Wednesday, March 10, 2010

Leave No Gene Unturned

Not long has passed since scientists acquired the ability to map out the human genome. Since then people have been finding ways to put this costly procedure to good use. While some people have used this strategy to discover what genes determine what outcomes in an individual, some have are trying to implement a strategy that would try to pin point what genes cause certain heritable diseases. Imagine being able to find out exactly where in a person’s genome is the cause for giving rise to some of the harmful, inherited illnesses known to man.

In a recent Science article, some geneticists have stepped forward to have their own genomes in hopes of locating the sight from which their own personal illnesses have risen. As a result of searching James Lupski’s and his family’s genes, they were able to hone in on certain genes that were known for causing certain neurological diseases. They were even able to find a mutation that had not been reported before.

A lot of these advances bring many questions to mind. Though it would be beneficial to know in advance whether your genes are prone to transmit mutations or not, when will this be available to the average person. The article itself states that an average mapping cost around 50,000 dollars. Also, is there anyway to reverse any mutations found in your gametes as to reverse any harm before it can be done to your offspring? It would be one thing to be able to find the cause for certain diseases; it would be another to be able to correct the damage done and eradicating illness everywhere. Although I know we are far from it, the fact that such technology is in its crawling stages is astounding.

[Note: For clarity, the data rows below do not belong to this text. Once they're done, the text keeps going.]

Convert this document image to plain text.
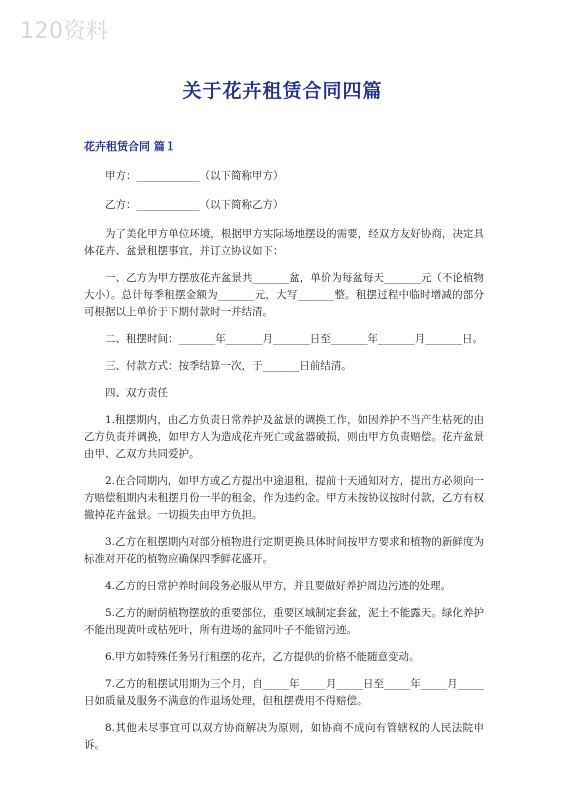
120资料
关于花卉租赁合同四篇
花卉租赁合同 篇１

甲方：____________（以下简称甲方）

乙方：____________（以下简称乙方）

为了美化甲方单位环境，根据甲方实际场地摆设的需要，经双方友好协商，决定具体花卉、盆景租摆事宜，并订立协议如下：

一、乙方为甲方摆放花卉盆景共_______盆，单价为每盆每天_______元（不论植物大小）。总计每季租摆金额为_______元，大写_______整。租摆过程中临时增减的部分可根据以上单价于下期付款时一并结清。

二、租摆时间：_______年_______月_______日至_______年_______月_______日。

三、付款方式：按季结算一次，于_______日前结清。

四、双方责任

1.租摆期内，由乙方负责日常养护及盆景的调换工作，如因养护不当产生枯死的由乙方负责并调换，如甲方人为造成花卉死亡或盆器破损，则由甲方负责赔偿。花卉盆景由甲、乙双方共同爱护。

2.在合同期内，如甲方或乙方提出中途退租，提前十天通知对方，提出方必须向一方赔偿租期内未租摆月份一半的租金，作为违约金。甲方未按协议按时付款，乙方有权撤掉花卉盆景。一切损失由甲方负担。

3.乙方在租摆期内对部分植物进行定期更换具体时间按甲方要求和植物的新鲜度为标准对开花的植物应确保四季鲜花盛开。

4.乙方的日常护养时间段务必服从甲方，并且要做好养护周边污迹的处理。

5.乙方的耐荫植物摆放的重要部位，重要区域制定套盆，泥土不能露天。绿化养护不能出现黄叶或枯死叶，所有进场的盆同叶子不能留污迹。

6.甲方如特殊任务另行租摆的花卉，乙方提供的价格不能随意变动。

7.乙方的租摆试用期为三个月，自_____年_____月_____日至_____年_____月_____日如质量及服务不满意的作退场处理，但租摆费用不得赔偿。

8.其他未尽事宜可以双方协商解决为原则，如协商不成向有管辖权的人民法院申诉。
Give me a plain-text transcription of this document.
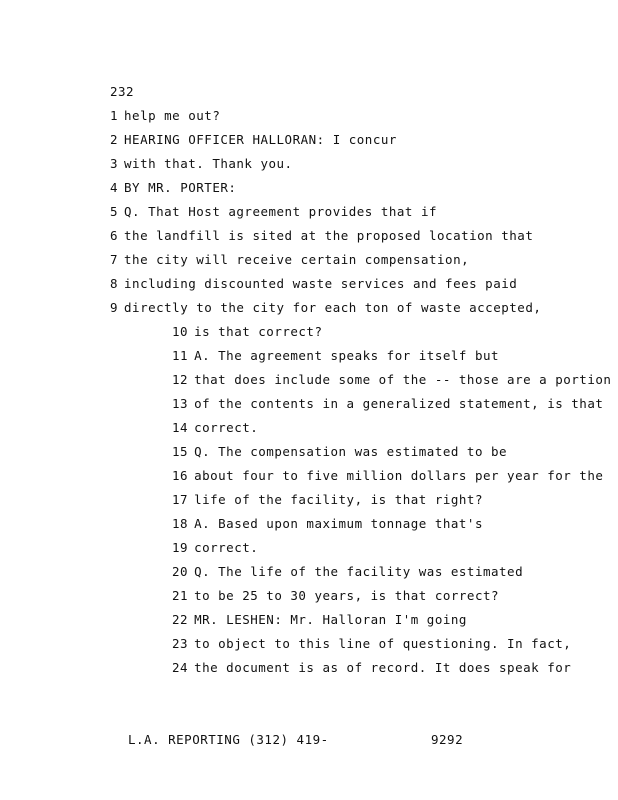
232
1 help me out?
2 HEARING OFFICER HALLORAN: I concur
3 with that. Thank you.
4 BY MR. PORTER:
5 Q. That Host agreement provides that if
6 the landfill is sited at the proposed location that
7 the city will receive certain compensation,
8 including discounted waste services and fees paid
9 directly to the city for each ton of waste accepted,
10 is that correct?
11 A. The agreement speaks for itself but
12 that does include some of the -- those are a portion
13 of the contents in a generalized statement, is that
14 correct.
15 Q. The compensation was estimated to be
16 about four to five million dollars per year for the
17 life of the facility, is that right?
18 A. Based upon maximum tonnage that's
19 correct.
20 Q. The life of the facility was estimated
21 to be 25 to 30 years, is that correct?
22 MR. LESHEN: Mr. Halloran I'm going
23 to object to this line of questioning. In fact,
24 the document is as of record. It does speak for
L.A. REPORTING (312) 419-	9292
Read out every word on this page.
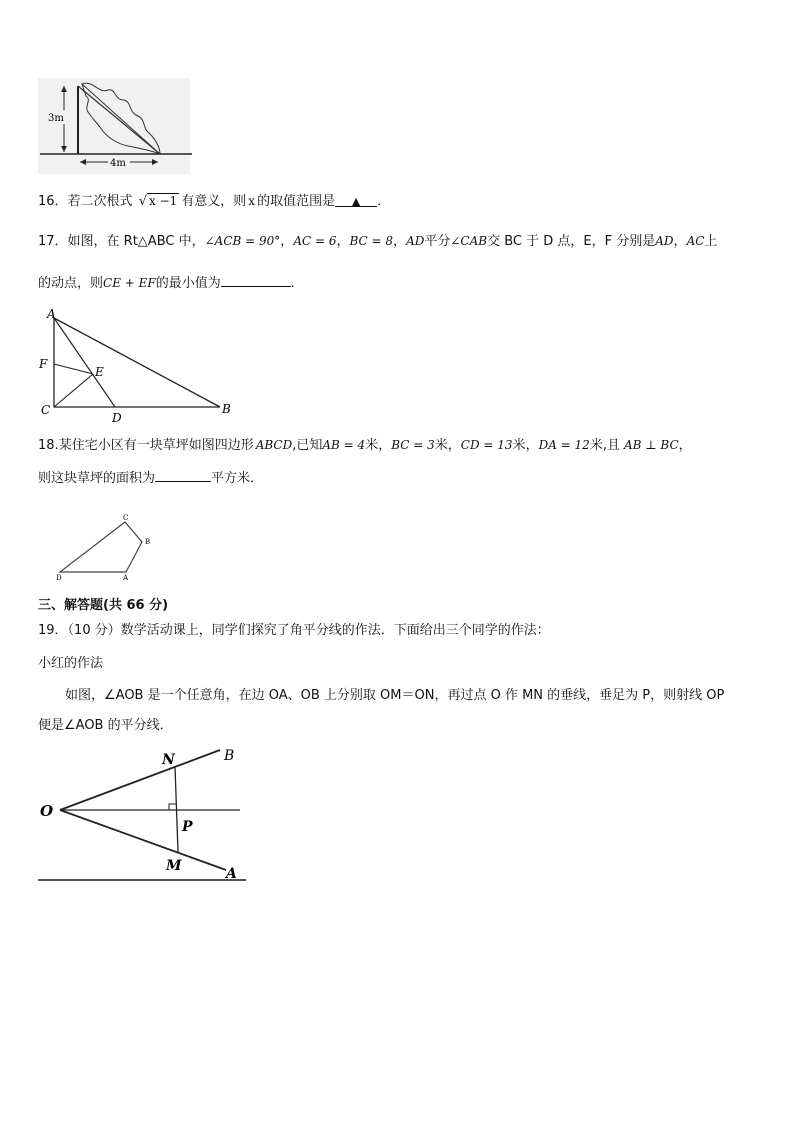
3m
4m
16．若二次根式 √ x −1 有意义，则 x 的取值范围是 ▲ ．
17．如图，在 Rt△ABC 中，∠ACB = 90°，AC = 6，BC = 8，AD平分∠CAB交 BC 于 D 点，E，F 分别是AD，AC上
的动点，则CE + EF的最小值为	．
A
F
E
C
D
B
18.某住宅小区有一块草坪如图四边形 ABCD,已知AB = 4米，BC = 3米，CD = 13米，DA = 12米,且 AB ⊥ BC，
则这块草坪的面积为	平方米．
C
B
D	A
三、解答题(共 66 分)
19．（10 分）数学活动课上，同学们探究了角平分线的作法．下面给出三个同学的作法：
小红的作法
如图，∠AOB 是一个任意角，在边 OA、OB 上分别取 OM＝ON，再过点 O 作 MN 的垂线，垂足为 P，则射线 OP
便是∠AOB 的平分线．
O
N	B
P
M	A
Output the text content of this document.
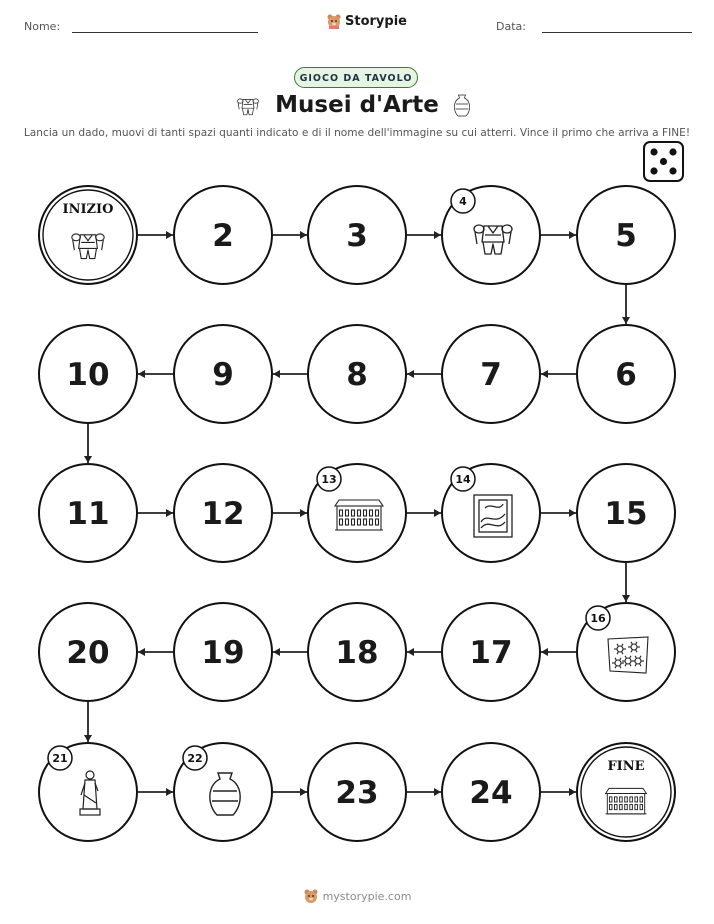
Nome:	Data:
Storypie
GIOCO DA TAVOLO
Musei d'Arte
Lancia un dado, muovi di tanti spazi quanti indicato e di il nome dell'immagine su cui atterri. Vince il primo che arriva a FINE!
INIZIO
2	3
4
5
6
7
8
9
10
11	12
13	14
15
16
17
18
19
20
21	22
23	24
FINE
mystorypie.com
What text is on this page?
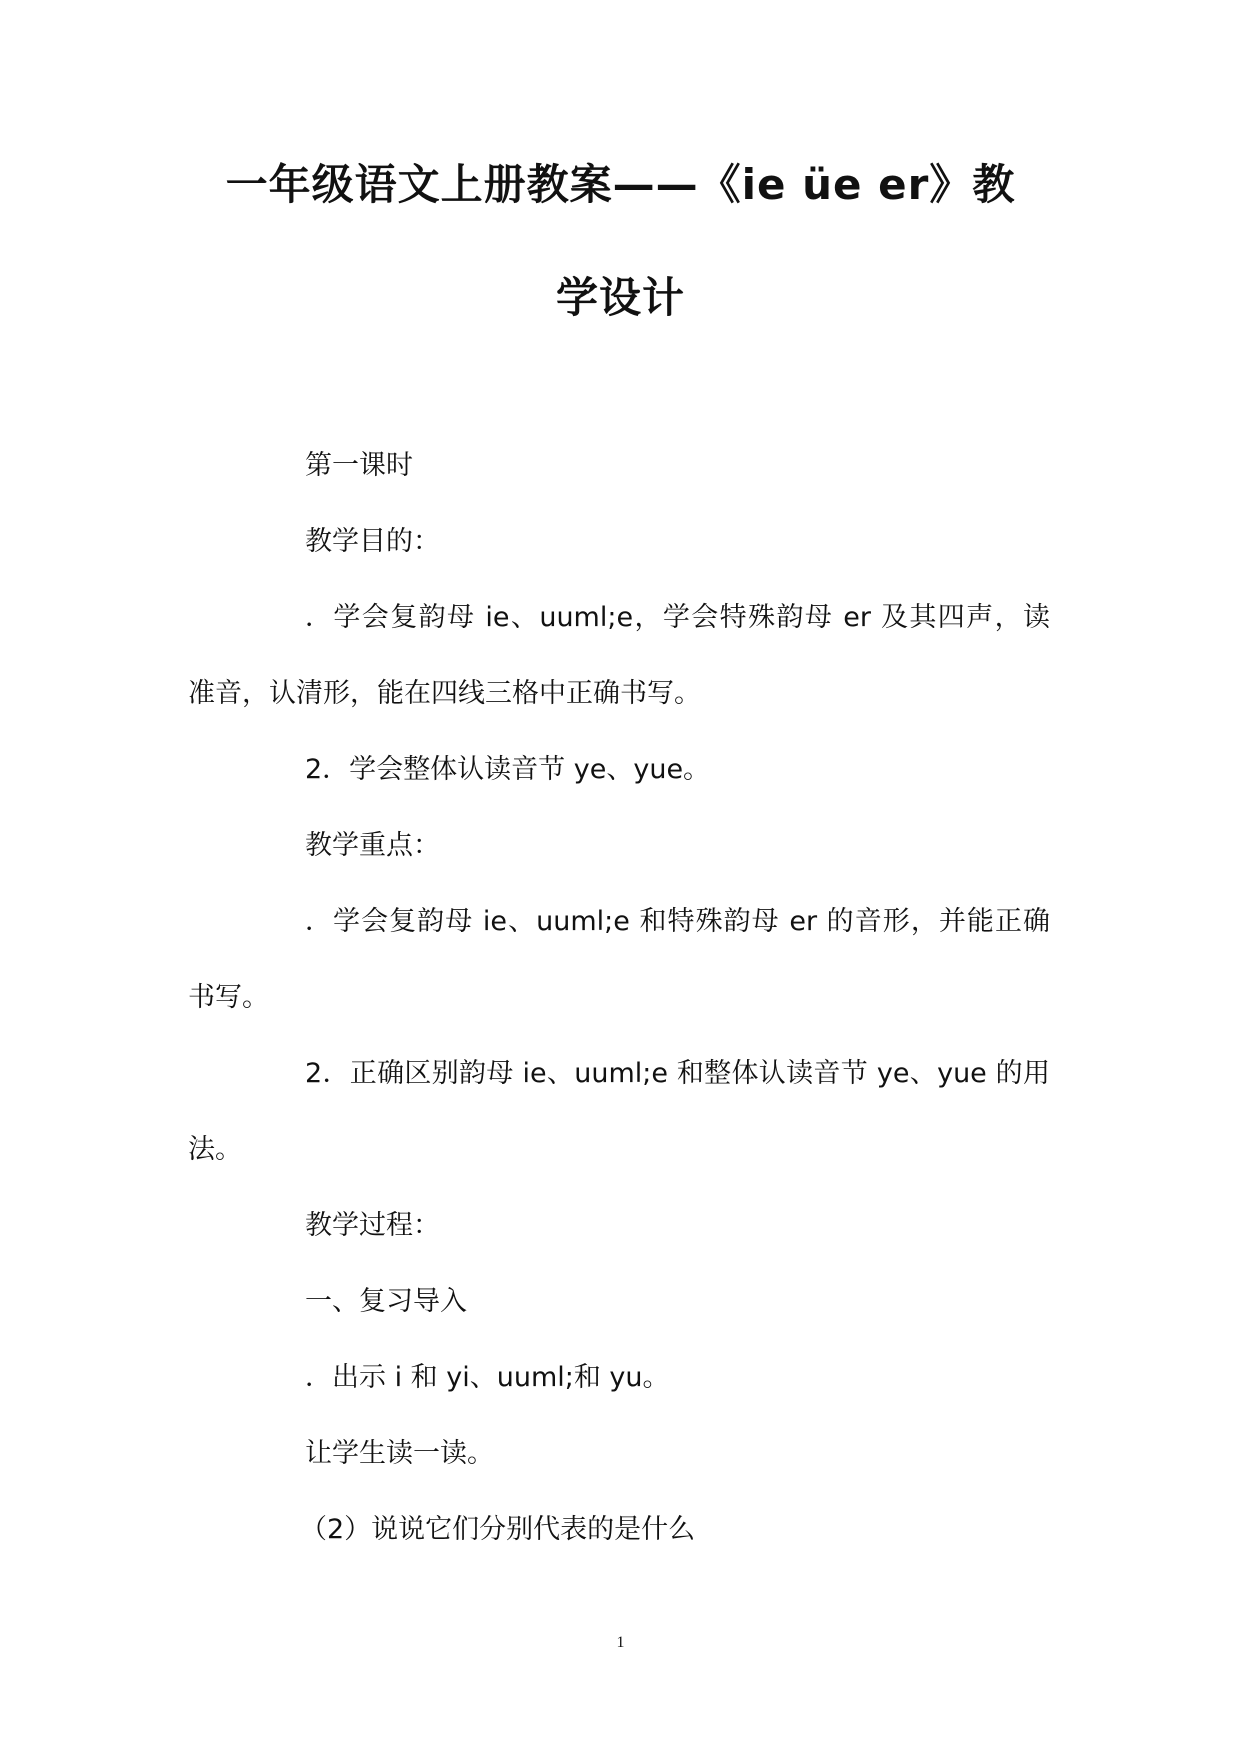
一年级语文上册教案——《ie üe er》教
学设计
第一课时
教学目的：
．学会复韵母 ie、uuml;e，学会特殊韵母 er 及其四声，读
准音，认清形，能在四线三格中正确书写。
2．学会整体认读音节 ye、yue。
教学重点：
．学会复韵母 ie、uuml;e 和特殊韵母 er 的音形，并能正确
书写。
2．正确区别韵母 ie、uuml;e 和整体认读音节 ye、yue 的用
法。
教学过程：
一、复习导入
．出示 i 和 yi、uuml;和 yu。
让学生读一读。
（2）说说它们分别代表的是什么
1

Posted by Charly Almonte (7)


  1. It's great to know that through extensive research, researchers are finding more ways to benefit our health such as within this article. Detecting such minute problems is an amazing task. Although detecting such genetic problems is costly, it does give people some hope for a resolution to a certain disease. I also hope that in the near future genetic mapping will be available to the public at a more affordable price.

    Posted by Vinh Tran

  2. probing around the genome is a fickle thing. Some people will want to know every possible gene that may lead to a disease, others will not want to live having to worry about something like that. This mindset raises a question (one that you already stated): even though we can see all the places where there are mutations, can we do anything about it? And to top it off it is obscenely expensive. Gene therapy is a working process though, so we will have to wait and see. It would be great to one day be able to change a gene that causes hereditary problems, but we won't know the outcome of that said event either. If we do get to that point where we can fix genes at a molecular level, then where will ethics lie? This new procedure seems to leave a lot of questions in its wake

  3. This is some outstanding technology that is coming about. I do think this would be great technology to help people detect whether or not they may pass on a deadly genetic mutation to their children in hope of not passing such a gene on. It would be helpful if the cost was lower so that those who wished could get tested. The only problems I have is that people would abuse the system and get tested just because and want to try and change genes which may result in problems with other ones. Who says fixing one thing may not mess up another. Where do you draw the line to who should be tested and what cause might their results have?